The Japan Pharmaceutical Affairs Law details the regulations that govern the pharmaceuticals, medical devices, and other healthcare equipment and products in Japan to ensure efficacy, quality, and safety.
There is a lot of confusion and misunderstanding about the regulations that govern the manufacture and sale of medical devices around the world. The Japan Pharmaceutical Affairs Law is designed to bring harmony to these requirements and bring guidance to manufacturers and distributors to ensure quality across the board.
Introduction to the Japan Pharmaceutical Affairs Law
Do you have proper certification for your medical devices in Japan? It’s always a challenge when conducting business in another country because you must ensure you are compliant with their local laws. The Japan Pharmaceutical Affairs Law (JPAL) is the best example of this.
The purpose of the JPAL is to simplify the list of requirements that must be in compliance to and to eliminate conflicting demands from various quality management standards. In particular, this also encompasses the ISO 13485 in 2003.

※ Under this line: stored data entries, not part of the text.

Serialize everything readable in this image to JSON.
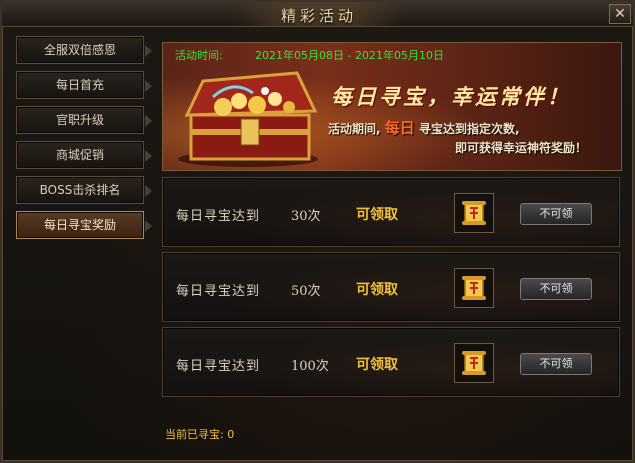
{
  "window": {
    "title": "精彩活动",
    "close_label": "✕"
  },
  "sidebar": {
    "items": [
      {
        "label": "全服双倍感恩"
      },
      {
        "label": "每日首充"
      },
      {
        "label": "官职升级"
      },
      {
        "label": "商城促销"
      },
      {
        "label": "BOSS击杀排名"
      },
      {
        "label": "每日寻宝奖励",
        "active": true
      }
    ]
  },
  "banner": {
    "time_label": "活动时间:",
    "time_value": "2021年05月08日 - 2021年05月10日",
    "headline": "每日寻宝，幸运常伴！",
    "line1_prefix": "活动期间,",
    "line1_highlight": "每日",
    "line1_suffix": "寻宝达到指定次数,",
    "line2": "即可获得幸运神符奖励！"
  },
  "rewards": [
    {
      "goal": "每日寻宝达到",
      "count": "30次",
      "status": "可领取",
      "reward_icon": "scroll-icon",
      "button": "不可领"
    },
    {
      "goal": "每日寻宝达到",
      "count": "50次",
      "status": "可领取",
      "reward_icon": "scroll-icon",
      "button": "不可领"
    },
    {
      "goal": "每日寻宝达到",
      "count": "100次",
      "status": "可领取",
      "reward_icon": "scroll-icon",
      "button": "不可领"
    }
  ],
  "footer": {
    "treasure_label": "当前已寻宝:",
    "treasure_count": "0"
  },
  "colors": {
    "accent_gold": "#f0c23a",
    "time_green": "#36e236",
    "highlight_orange": "#ff6a28"
  }
}
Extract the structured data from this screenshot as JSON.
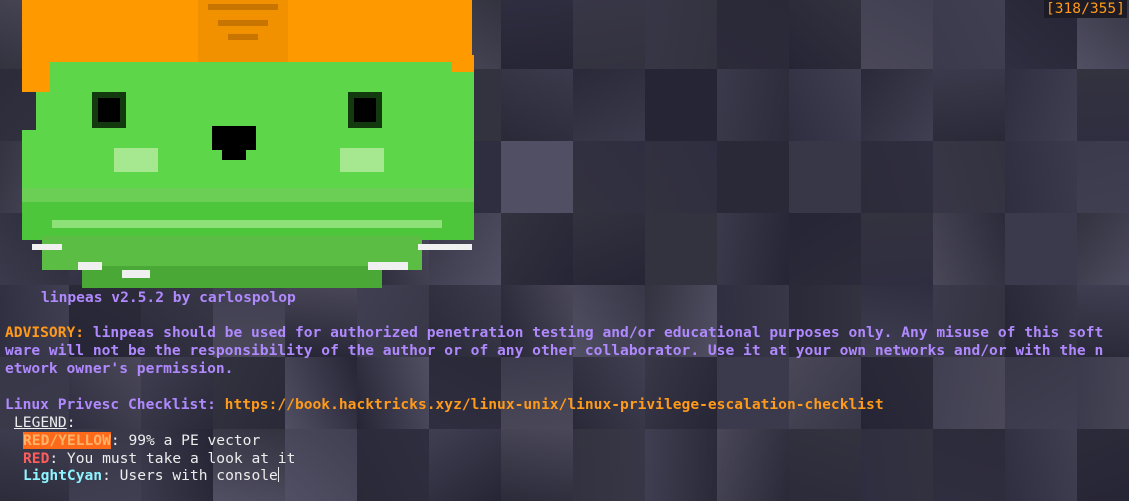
{
  "counter": "[318/355]",
  "banner": "linpeas v2.5.2 by carlospolop",
  "advisory": {
    "label": "ADVISORY:",
    "line1": " linpeas should be used for authorized penetration testing and/or educational purposes only. Any misuse of this soft",
    "line2": "ware will not be the responsibility of the author or of any other collaborator. Use it at your own networks and/or with the n",
    "line3": "etwork owner's permission."
  },
  "checklist": {
    "label": "Linux Privesc Checklist: ",
    "url": "https://book.hacktricks.xyz/linux-unix/linux-privilege-escalation-checklist"
  },
  "legend": {
    "title": "LEGEND",
    "colon": ":",
    "items": [
      {
        "key": "RED/YELLOW",
        "text": ": 99% a PE vector"
      },
      {
        "key": "RED",
        "text": ": You must take a look at it"
      },
      {
        "key": "LightCyan",
        "text": ": Users with console"
      }
    ]
  },
  "colors": {
    "background": "#262535",
    "purple": "#b089ff",
    "orange": "#ff9a1a",
    "cyan": "#8ff4ff",
    "red": "#ff5c5c",
    "peass_hat": "#ff9900",
    "peass_body": "#5ed64a"
  }
}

The JPAL also spans a wide range of laws and regulations such as but are not limited to the following:
- Classification of devices
- Device approvals
- Marketing Authorisation Holder
- Clinical data
- Accreditation for foreign manufacturer
The ordinance also breaks down the various steps that manufacturers need to comply with to ensure that it is within the scope of the Japan Pharmaceutical Affairs Law. The first section outlines the “General Rules” that determine the scope of the law and regulation. It also covers the design and development phase of the designated medical devices.
The next step of the JPAL ordinance refers to the Quality Management System. If, in the event, that the manufacturer chooses to outsource the activities and processes involved in the manufacture of medical devices, the manufacturer is responsible for controlling such activities to ensure that it is accredited as a foreign manufacturer. There should also be an accompanying documentation that details the device specifications, installation, servicing, etc.
The next section of the JPAL requirements refers to the management responsibility. There is a specific section in the JPAL that outlines the roles and responsibilities of an engineering manager and why it is vital in compliance. Next is the Resource Management, wherein there should be an established and documented procedure to be followed for employees to ensure optimum work quality. Resource management applies to both staff and infrastructure involved in the manufacture of medical devices.
The Product Realisation is the real heart of the ordinance. This section outlines the elements, approaches, and controls that must be put in place to ensure the quality and efficiency in the manufacture and delivery of medical devices. Quality control begins from the acquisition of goods and supplies needed for the manufacture to the actual manufacturing procedure and the quality control of the manufactured products.
Lastly, the final and most critical aspect of the ordinance is the Measurement, Analysis, and Improvement. This is where manufacturers need to focus on to ensure that measures for consistency, traceability, and continued improvement are put in place.
Recommendations for Implementation
An understanding of the Japan Pharmaceutical Affairs Law (JPAL) is insufficient. You need to know how to successfully implement the ordinances to ensure compliance and quality assurance to the users and business partners.
Here are the recommended steps for implementation of JPAL to medical device manufacturers.
Step 1: Training.
It’s not enough that you know the ordinances stipulated under the Japan Pharmaceutical Affairs Law. It is important that you train your personnel to ensure that every level of the manufacturing process abides by the law’s ordinances.
Step 2: Create an implementation plan.
Effective planning is vital in the successful implementation of JPAL. Conduct a gap analysis to determine if any improvement must be made from your current manufacturing standards to meet the ordinance. The gap analysis is a must to identify the areas where you need to improve on.
You must also identify your resources and it starts with allocating responsibilities and roles to various personnel across different departments.
Step 3: Implement the QMS.
Taking the ordinances of JPAL into account, you’re now ready to implement it into your quality management systems (QMS). This might require you to modify your existing processes to ensure you meet the existing requirements of the ministerial ordinances.
During implementation, all levels of personnel must be involved – from top management. In fact, it requires top management involvement to ensure quality and consistency in the manufacturing process.
Step 4: Internal Communication
If you modify the existing manufacturing processes to meet the specifications of JPAL, make sure to communicate that internally. Every member of your team must fully understand the changes to ensure effective adoption.
Step 5: Update internal audit.
You must also modify your internal audit procedures to match the changes you have implemented. Subject your internal auditor to additional training, if necessary.
Step 6: Undergo a pre-assessment.
A pre-assessment is an important step to ensure that you meet the JPAL requirements the first time. If not, you can make the appropriate changes to the rest of your manufacturing processes.
Step 7: Schedule assessment.
Contact a local registration officer to determine if your QMS meets the standard of the JPAL. This could apply to a product or family of products.